Leader of We Invest in Nationhood
- Incumbent
- Assumed office 3 November 2025
- Preceded by: Office Established

Personal details
- Born: Azruddin Intiaz Mohamed 1 March 1987 (age 39) Georgetown, Guyana
- Party: We Invest in Nationhood
- Relations: Nazar Mohamed (father)

= Azruddin Mohamed =

Guyanese businessman and politician (born 1987)

Azruddin Intiaz Mohamed (born 1 March 1987) is a Guyanese businessman and politician. As the leader of We Invest in Nationhood (WIN), he has served as leader of the Opposition since January 2026.

== Early life and education ==
Mohamed is from an Indo-Guyanese Muslim family.

== Career ==
On 11 June 2024, the United States Department of State imposed sanctions on Mohamed and his father, Nazar Mohamed, for acts of public corruption and the avoidance of more than US$50 million in duty taxes on gold exports.

Mohamed launched his presidential campaign with We Invest in Nationhood in May 2025. In response, United States Ambassador Nicole Theriot warned that the U.S. would cut economic ties with a potential Mohamed administration, stating that the U.S. "would have to make sure that we didn't work with him specifically". Among his campaign promises was a pledge to donate his presidential salary to charity.

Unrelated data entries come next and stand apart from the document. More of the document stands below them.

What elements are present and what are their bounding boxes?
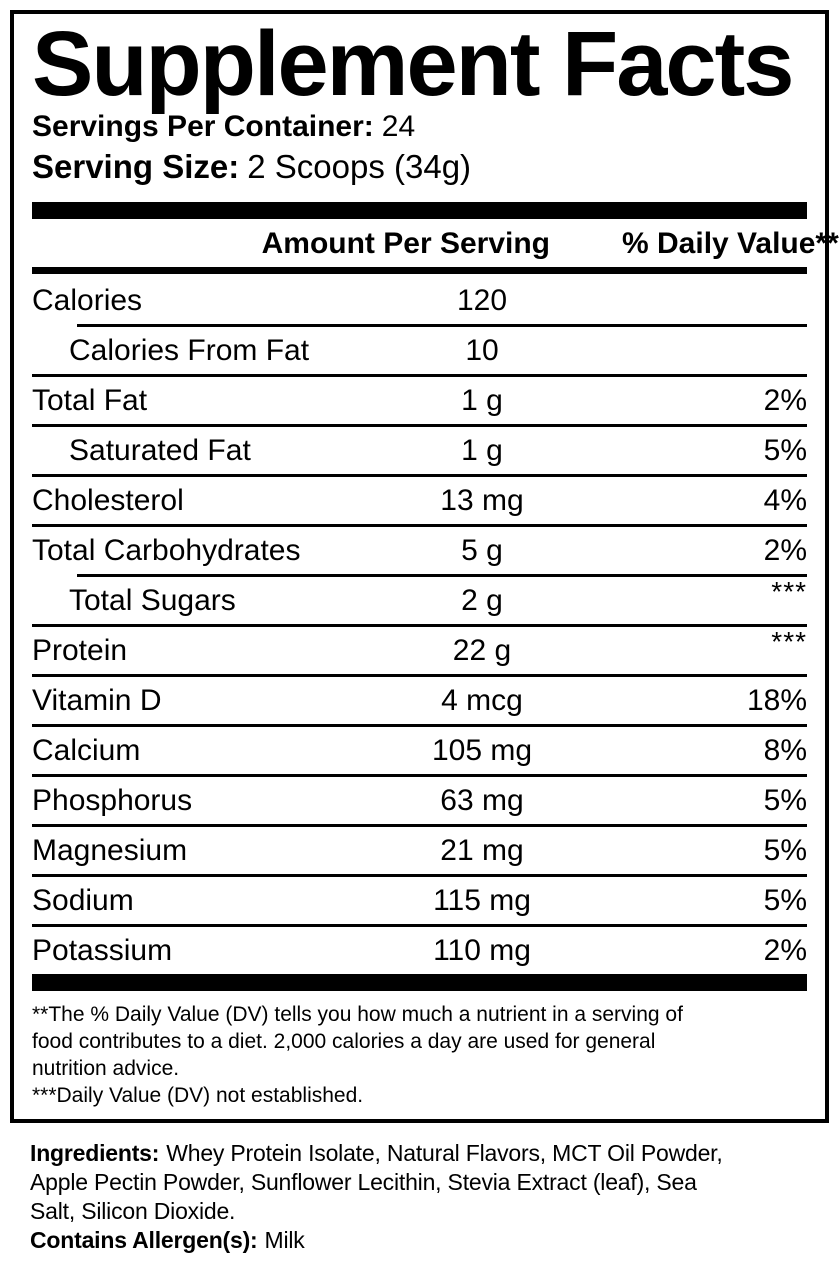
nutrient-dv: 18% — [746, 683, 807, 717]
nutrient-amount: 63 mg — [440, 783, 524, 817]
serving-size-label: Serving Size: — [32, 148, 240, 185]
allergen-value: Milk — [264, 1227, 305, 1253]
footnotes: **The % Daily Value (DV) tells you how m… — [32, 991, 807, 1119]
table-row: Potassium 110 mg 2% — [32, 924, 807, 974]
ingredients-text: Apple Pectin Powder, Sunflower Lecithin,… — [30, 1169, 697, 1195]
footnote-line: ***Daily Value (DV) not established. — [32, 1084, 364, 1107]
table-row: Saturated Fat 1 g 5% — [32, 424, 807, 474]
nutrient-dv: 5% — [763, 883, 807, 917]
nutrient-amount: 1 g — [461, 433, 503, 467]
nutrient-amount: 1 g — [461, 383, 503, 417]
nutrient-amount: 22 g — [452, 633, 512, 667]
nutrient-amount: 115 mg — [433, 883, 531, 917]
nutrient-dv: *** — [771, 575, 807, 607]
ingredients-line: Salt, Silicon Dioxide. — [30, 1197, 829, 1226]
ingredients-line: Apple Pectin Powder, Sunflower Lecithin,… — [30, 1168, 829, 1197]
footnote-line: food contributes to a diet. 2,000 calori… — [32, 1030, 656, 1053]
ingredients-section: Ingredients: Whey Protein Isolate, Natura… — [30, 1139, 829, 1255]
nutrient-amount: 13 mg — [440, 483, 524, 517]
nutrient-dv: 4% — [763, 483, 807, 517]
table-row: Calories 120 — [32, 274, 807, 324]
table-row: Total Carbohydrates 5 g 2% — [32, 524, 807, 574]
nutrient-dv: 5% — [763, 783, 807, 817]
allergen-line: Contains Allergen(s): Milk — [30, 1226, 829, 1255]
nutrient-label: Sodium — [32, 883, 134, 917]
nutrient-label: Saturated Fat — [69, 433, 251, 467]
serving-size: Serving Size: 2 Scoops (34g) — [32, 146, 807, 188]
daily-value-header: % Daily Value** — [622, 227, 839, 260]
supplement-facts-panel: Supplement Facts Servings Per Container:… — [10, 10, 839, 1123]
nutrient-label: Vitamin D — [32, 683, 162, 717]
footnote-line: **The % Daily Value (DV) tells you how m… — [32, 1003, 683, 1026]
nutrient-dv: 2% — [763, 383, 807, 417]
nutrient-label: Magnesium — [32, 833, 188, 867]
servings-per-container-value: 24 — [381, 110, 416, 143]
nutrient-label: Calories — [32, 283, 143, 317]
ingredients-label: Ingredients: — [30, 1140, 160, 1166]
ingredients-line: Ingredients: Whey Protein Isolate, Natura… — [30, 1139, 829, 1168]
amount-per-serving-header: Amount Per Serving — [261, 227, 550, 260]
table-row: Vitamin D 4 mcg 18% — [32, 674, 807, 724]
ingredients-text: Whey Protein Isolate, Natural Flavors, M… — [166, 1140, 723, 1166]
servings-per-container: Servings Per Container: 24 — [32, 108, 807, 146]
table-row: Sodium 115 mg 5% — [32, 874, 807, 924]
nutrient-label: Phosphorus — [32, 783, 193, 817]
nutrient-amount: 120 — [456, 283, 508, 317]
nutrient-label: Total Sugars — [69, 583, 236, 617]
nutrient-amount: 105 mg — [431, 733, 533, 767]
nutrient-dv: 5% — [763, 833, 807, 867]
nutrient-amount: 110 mg — [433, 933, 531, 967]
table-row: Calories From Fat 10 — [32, 324, 807, 374]
nutrient-label: Total Carbohydrates — [32, 533, 301, 567]
table-row: Calcium 105 mg 8% — [32, 724, 807, 774]
separator-bar-bottom — [32, 974, 807, 991]
nutrient-label: Calcium — [32, 733, 141, 767]
nutrient-dv: *** — [771, 625, 807, 657]
nutrient-amount: 5 g — [461, 533, 503, 567]
nutrient-dv: 8% — [763, 733, 807, 767]
table-header: Amount Per Serving % Daily Value** — [32, 219, 839, 274]
panel-title: Supplement Facts — [32, 13, 794, 115]
nutrient-label: Protein — [32, 633, 128, 667]
separator-bar-top — [32, 202, 807, 219]
allergen-label: Contains Allergen(s): — [30, 1227, 258, 1253]
table-row: Total Fat 1 g 2% — [32, 374, 807, 424]
table-row: Protein 22 g *** — [32, 624, 807, 674]
nutrition-table: Calories 120 Calories From Fat 10 Total … — [32, 274, 807, 974]
nutrient-amount: 10 — [465, 333, 499, 367]
ingredients-text: Salt, Silicon Dioxide. — [30, 1198, 236, 1224]
footnote-line: nutrition advice. — [32, 1057, 180, 1080]
nutrient-label: Total Fat — [32, 383, 148, 417]
nutrient-dv: 2% — [763, 933, 807, 967]
nutrient-amount: 4 mcg — [441, 683, 523, 717]
table-row: Magnesium 21 mg 5% — [32, 824, 807, 874]
servings-per-container-label: Servings Per Container: — [32, 110, 374, 143]
table-row: Cholesterol 13 mg 4% — [32, 474, 807, 524]
nutrient-amount: 2 g — [461, 583, 503, 617]
nutrient-label: Calories From Fat — [69, 333, 310, 367]
nutrient-amount: 21 mg — [440, 833, 524, 867]
table-row: Total Sugars 2 g *** — [32, 574, 807, 624]
table-row: Phosphorus 63 mg 5% — [32, 774, 807, 824]
serving-size-value: 2 Scoops (34g) — [247, 148, 472, 185]
nutrient-label: Cholesterol — [32, 483, 184, 517]
nutrient-dv: 2% — [763, 533, 807, 567]
nutrient-dv: 5% — [763, 433, 807, 467]
nutrient-label: Potassium — [32, 933, 173, 967]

Mohamed was arrested by Guyanese police on 31 October 2025, following an extradition request by the U.S. on the basis of a federal grand jury indictment in Florida.

Since 2025, Mohamed has been the leader of We Invest in Nationhood, which was formed to contest the 2025 general election. The party achieved second place in the election, and in January 2026, Mohamed was elected leader of the Opposition.